Dismembered Asian/American Android Parts in Ex Machina as ‘Inorganic’ Critique
Abstract
This paper analyses the dismemberment and dispersal of Asian/American android-coolie parts in the sci-fi film Ex Machina (2015) in order to theorise an inorganic critique of the postracial-as-posthuman subject. By turning to Asian/American robot self-dismemberment and the dispersal of their fragments, I address this special issue’s interest in human-robot relationships and social robotics not only by highlighting the historical techno-Orientalist configurations of the Asian labourer as machine, but by considering how the so-called inorganic nature of the robot characterises the circulations of racialised — particularly Asian/American — performance and spectral labour that disrupt white-as-postracial, posthuman futurity.
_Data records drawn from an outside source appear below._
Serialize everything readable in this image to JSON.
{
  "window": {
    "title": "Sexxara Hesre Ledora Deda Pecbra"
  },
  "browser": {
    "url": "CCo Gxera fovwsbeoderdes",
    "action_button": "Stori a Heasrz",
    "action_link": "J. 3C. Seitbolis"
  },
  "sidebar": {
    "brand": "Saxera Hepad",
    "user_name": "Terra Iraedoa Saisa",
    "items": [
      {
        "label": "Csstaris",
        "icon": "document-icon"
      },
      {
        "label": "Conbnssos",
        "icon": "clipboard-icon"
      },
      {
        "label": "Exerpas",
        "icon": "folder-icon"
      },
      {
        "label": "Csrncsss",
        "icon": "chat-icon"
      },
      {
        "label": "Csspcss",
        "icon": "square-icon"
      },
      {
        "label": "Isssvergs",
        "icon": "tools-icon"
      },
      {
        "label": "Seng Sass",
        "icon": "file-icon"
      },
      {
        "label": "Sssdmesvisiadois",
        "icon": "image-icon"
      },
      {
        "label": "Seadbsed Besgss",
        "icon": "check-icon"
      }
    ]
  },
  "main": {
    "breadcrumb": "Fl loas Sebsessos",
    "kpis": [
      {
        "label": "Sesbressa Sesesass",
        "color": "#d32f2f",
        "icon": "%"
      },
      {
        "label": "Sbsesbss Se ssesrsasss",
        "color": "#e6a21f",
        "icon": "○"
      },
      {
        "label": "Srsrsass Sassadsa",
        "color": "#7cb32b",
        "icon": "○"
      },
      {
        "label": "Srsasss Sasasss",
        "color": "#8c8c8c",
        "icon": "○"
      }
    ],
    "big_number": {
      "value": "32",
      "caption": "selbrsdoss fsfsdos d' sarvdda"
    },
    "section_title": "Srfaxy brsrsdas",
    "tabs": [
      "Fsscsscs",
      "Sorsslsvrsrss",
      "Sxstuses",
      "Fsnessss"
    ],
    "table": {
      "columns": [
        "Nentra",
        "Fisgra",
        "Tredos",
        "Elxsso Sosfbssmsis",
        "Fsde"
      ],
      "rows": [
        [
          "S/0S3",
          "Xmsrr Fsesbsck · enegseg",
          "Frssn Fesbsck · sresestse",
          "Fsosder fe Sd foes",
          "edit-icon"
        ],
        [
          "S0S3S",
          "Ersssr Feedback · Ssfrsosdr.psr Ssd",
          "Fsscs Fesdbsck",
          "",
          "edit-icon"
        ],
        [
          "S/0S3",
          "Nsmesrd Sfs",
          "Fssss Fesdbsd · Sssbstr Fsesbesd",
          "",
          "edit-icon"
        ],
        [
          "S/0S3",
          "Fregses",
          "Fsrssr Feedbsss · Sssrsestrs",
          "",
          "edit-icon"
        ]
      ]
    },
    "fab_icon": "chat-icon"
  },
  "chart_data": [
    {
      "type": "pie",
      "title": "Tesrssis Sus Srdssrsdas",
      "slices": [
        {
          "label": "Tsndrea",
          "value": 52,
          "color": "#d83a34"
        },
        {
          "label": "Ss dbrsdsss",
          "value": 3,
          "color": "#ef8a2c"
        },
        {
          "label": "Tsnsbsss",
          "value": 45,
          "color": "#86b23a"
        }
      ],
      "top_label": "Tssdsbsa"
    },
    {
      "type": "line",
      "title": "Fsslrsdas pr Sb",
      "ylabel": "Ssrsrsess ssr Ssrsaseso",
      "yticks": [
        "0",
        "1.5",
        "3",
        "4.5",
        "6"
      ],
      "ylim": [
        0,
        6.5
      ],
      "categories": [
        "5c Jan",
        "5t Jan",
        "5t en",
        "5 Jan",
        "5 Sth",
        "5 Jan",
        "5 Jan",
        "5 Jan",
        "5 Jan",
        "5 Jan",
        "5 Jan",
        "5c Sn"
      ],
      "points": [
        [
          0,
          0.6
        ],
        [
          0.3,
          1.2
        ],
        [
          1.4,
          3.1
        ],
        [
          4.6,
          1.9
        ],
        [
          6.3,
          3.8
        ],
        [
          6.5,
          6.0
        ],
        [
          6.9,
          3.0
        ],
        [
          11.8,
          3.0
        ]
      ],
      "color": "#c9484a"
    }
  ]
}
This paper looks at two modes of Asian/American dismemberment in Ex Machina that cause “glitches” in the white social body’s reproductive wholeness: the removable Asian/American face as counter-surveillance and the transferrable nature of Asianness as a proxy (a reiteration of the model minority) that threatens to breach white subjectivity.
Keywords
Techno-Orientalism, Asian/American, gender, labour, posthuman
Author Biography
Danielle Wong
Danielle Wong is a PhD candidate in the Department of English and Cultural Studies at McMaster University. Her thesis examines Asian North American social media performances and productions within the historical and ongoing contexts of Asian/North American labour, cultural production and immigration.